S&P Global, a leading provider of financial intelligence, announced the launch of S&P AI Benchmarks by Kensho, an innovative solution aimed at establishing a new standard for evaluating large language models (LLMs) in complex financial applications.
Developed by Kensho, S&P Global’s AI-focused division, this benchmarking tool measures an LLM’s ability to perform tasks such as quantitative reasoning, data extraction from financial documents, and showcasing domain-specific knowledge. The results are displayed on a leaderboard, offering a transparent view of each model’s performance.
S&P AI Benchmarks ranks LLMs across key financial and quantitative metrics, including domain knowledge, quantity extraction, and program synthesis. “S&P AI Benchmarks combines Kensho’s cutting-edge AI research with S&P Global’s financial intelligence,” said Bhavesh Dayalji, Chief AI Officer at S&P Global and CEO of Kensho. “We aim for this solution to become the industry standard for evaluating LLMs in complex financial reasoning, fostering innovation in the FinAI space.”
The timing of this launch is critical for the financial services industry, as institutions increasingly explore the potential of generative AI and LLMs to enhance operations and achieve a competitive advantage. The absence of standardized benchmarks has made it difficult for organizations to assess the right models for their specific needs.

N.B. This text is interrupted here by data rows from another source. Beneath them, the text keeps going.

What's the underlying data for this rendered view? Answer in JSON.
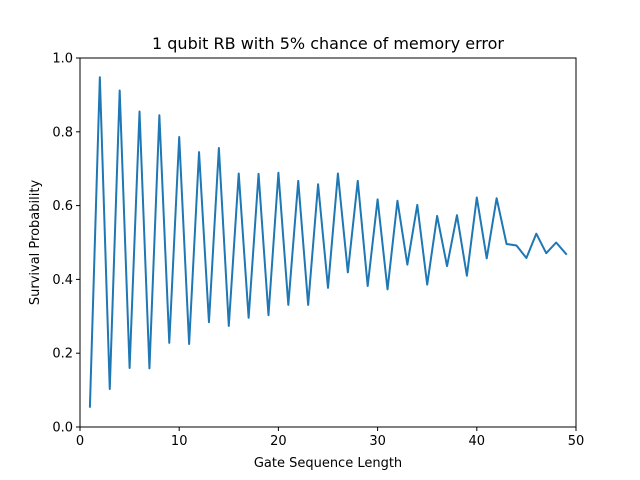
{
  "chart_data": {
    "type": "line",
    "title": "1 qubit RB with 5% chance of memory error",
    "xlabel": "Gate Sequence Length",
    "ylabel": "Survival Probability",
    "xlim": [
      0,
      50
    ],
    "ylim": [
      0,
      1.0
    ],
    "xticks": [
      0,
      10,
      20,
      30,
      40,
      50
    ],
    "yticks": [
      0.0,
      0.2,
      0.4,
      0.6,
      0.8,
      1.0
    ],
    "xtick_labels": [
      "0",
      "10",
      "20",
      "30",
      "40",
      "50"
    ],
    "ytick_labels": [
      "0.0",
      "0.2",
      "0.4",
      "0.6",
      "0.8",
      "1.0"
    ],
    "grid": false,
    "series": [
      {
        "color": "#1f77b4",
        "x": [
          1,
          2,
          3,
          4,
          5,
          6,
          7,
          8,
          9,
          10,
          11,
          12,
          13,
          14,
          15,
          16,
          17,
          18,
          19,
          20,
          21,
          22,
          23,
          24,
          25,
          26,
          27,
          28,
          29,
          30,
          31,
          32,
          33,
          34,
          35,
          36,
          37,
          38,
          39,
          40,
          41,
          42,
          43,
          44,
          45,
          46,
          47,
          48,
          49
        ],
        "y": [
          0.055,
          0.948,
          0.103,
          0.912,
          0.16,
          0.855,
          0.159,
          0.845,
          0.228,
          0.786,
          0.225,
          0.745,
          0.284,
          0.756,
          0.274,
          0.687,
          0.296,
          0.686,
          0.303,
          0.689,
          0.331,
          0.667,
          0.331,
          0.658,
          0.377,
          0.687,
          0.419,
          0.667,
          0.382,
          0.617,
          0.373,
          0.613,
          0.44,
          0.602,
          0.386,
          0.572,
          0.436,
          0.574,
          0.41,
          0.622,
          0.457,
          0.62,
          0.496,
          0.492,
          0.458,
          0.524,
          0.471,
          0.5,
          0.469
        ]
      }
    ]
  }
}
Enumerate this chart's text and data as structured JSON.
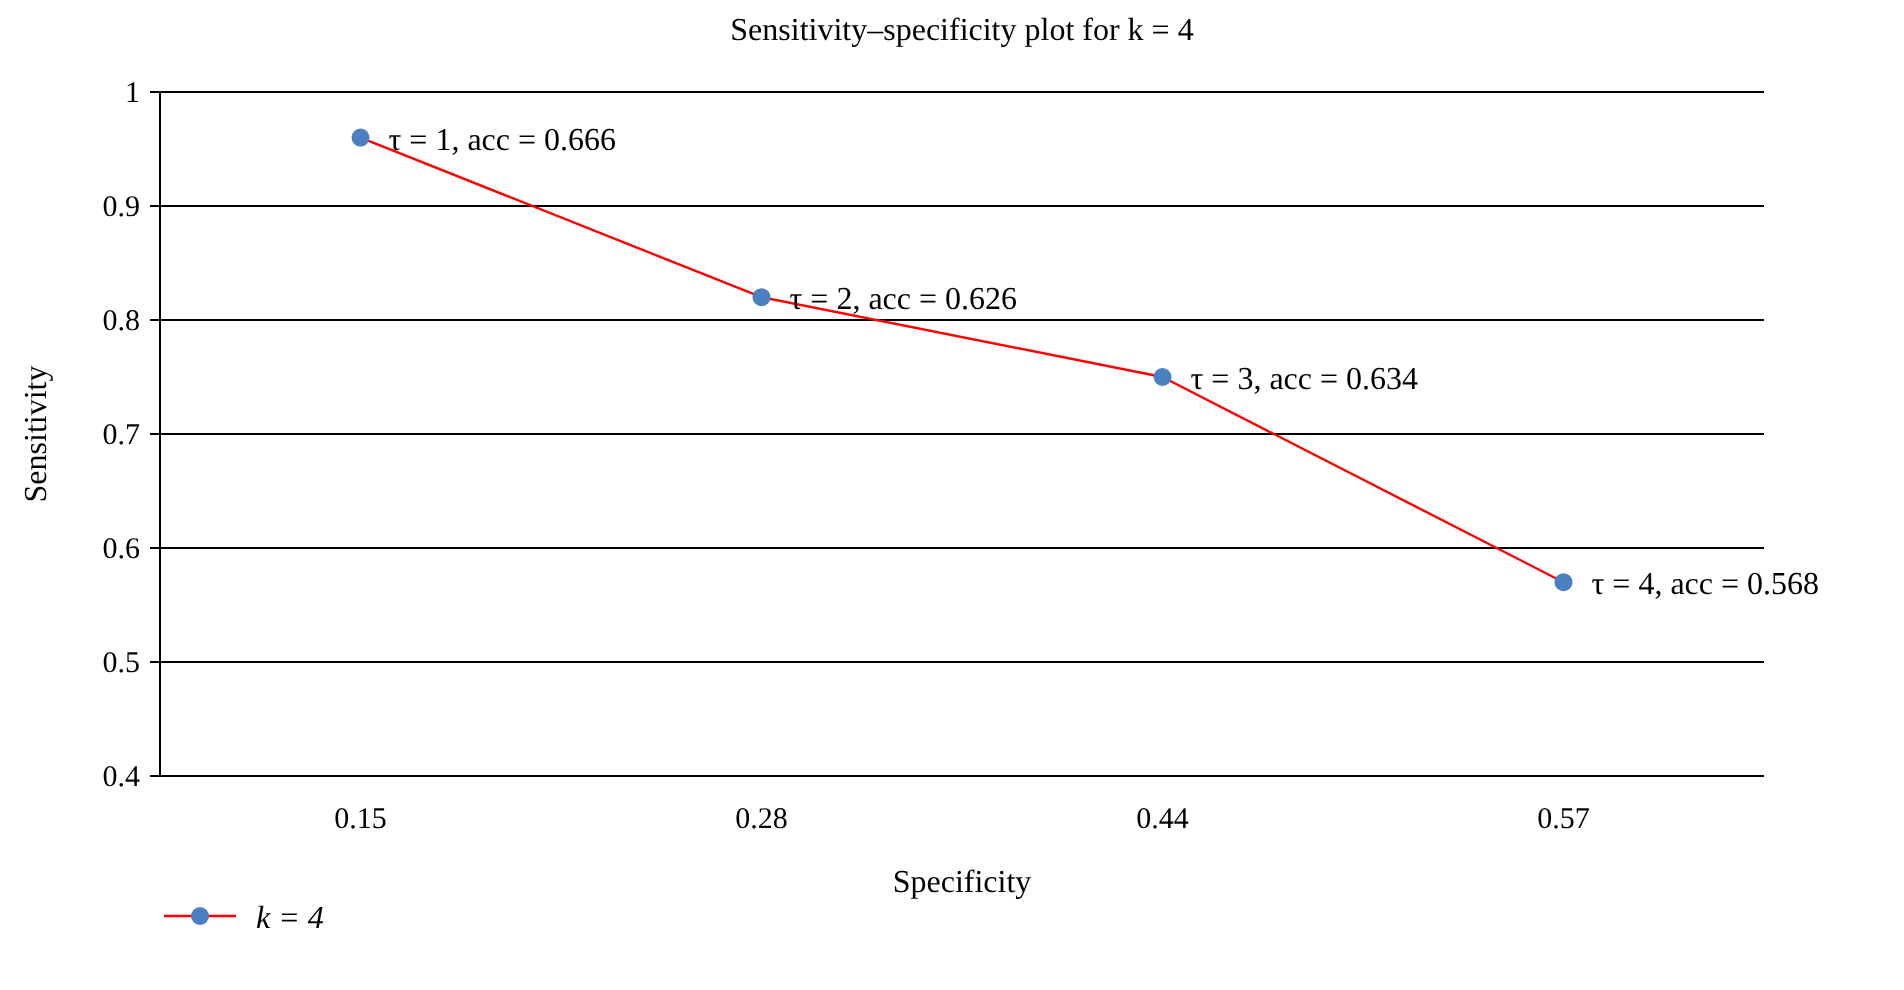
{
  "chart_data": {
    "type": "line",
    "title": "Sensitivity–specificity plot for k = 4",
    "xlabel": "Specificity",
    "ylabel": "Sensitivity",
    "categories": [
      "0.15",
      "0.28",
      "0.44",
      "0.57"
    ],
    "series": [
      {
        "name": "k = 4",
        "color": "#ff0000",
        "values": [
          0.96,
          0.82,
          0.75,
          0.57
        ]
      }
    ],
    "marker": "circle",
    "ylim": [
      0.4,
      1
    ],
    "yticks": [
      0.4,
      0.5,
      0.6,
      0.7,
      0.8,
      0.9,
      1
    ],
    "grid": "y",
    "legend": "bottom left",
    "annotations": [
      {
        "text": "τ = 1, acc = 0.666",
        "x": "0.15",
        "y": 0.96
      },
      {
        "text": "τ = 2, acc = 0.626",
        "x": "0.28",
        "y": 0.82
      },
      {
        "text": "τ = 3, acc = 0.634",
        "x": "0.44",
        "y": 0.75
      },
      {
        "text": "τ = 4, acc = 0.568",
        "x": "0.57",
        "y": 0.57
      }
    ]
  }
}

"Benchmarking solutions like this are vital for helping institutions determine which LLMs to use for their specific applications," Dayalji explained. “S&P AI Benchmarks will further innovation by guiding financial professionals on where each model excels and how it can provide the most value.”
The methodology for S&P AI Benchmarks was developed and validated by a diverse team of experts, including engineers, researchers, academics, and financial professionals across S&P Global. The evaluation consists of 600 questions designed to rigorously test LLM performance across three key categories.
Industry analysts consider the launch of S&P AI Benchmarks to be a significant milestone in AI adoption within the financial sector. As advanced AI technologies become more integrated into finance, having a reliable and transparent benchmarking tool will be essential for firms looking to make informed deployment decisions. S&P Global’s solution may accelerate the responsible adoption of LLMs and stimulate innovation in the FinAI space.
Looking forward, S&P Global envisions S&P AI Benchmarks playing a crucial role in the future of AI in financial services. “Our vision is for LLMs to adapt more effectively to the needs of our industries, and solutions like ours will facilitate that,” Dayalji said. “We also encourage all model providers to participate to help us continue evolving our framework.”
As the financial industry navigates the rapidly changing landscape of AI and generative AI, tools like S&P AI Benchmarks by Kensho are set to become essential resources, enabling organizations to harness these technologies while ensuring accuracy, transparency, and responsible deployment.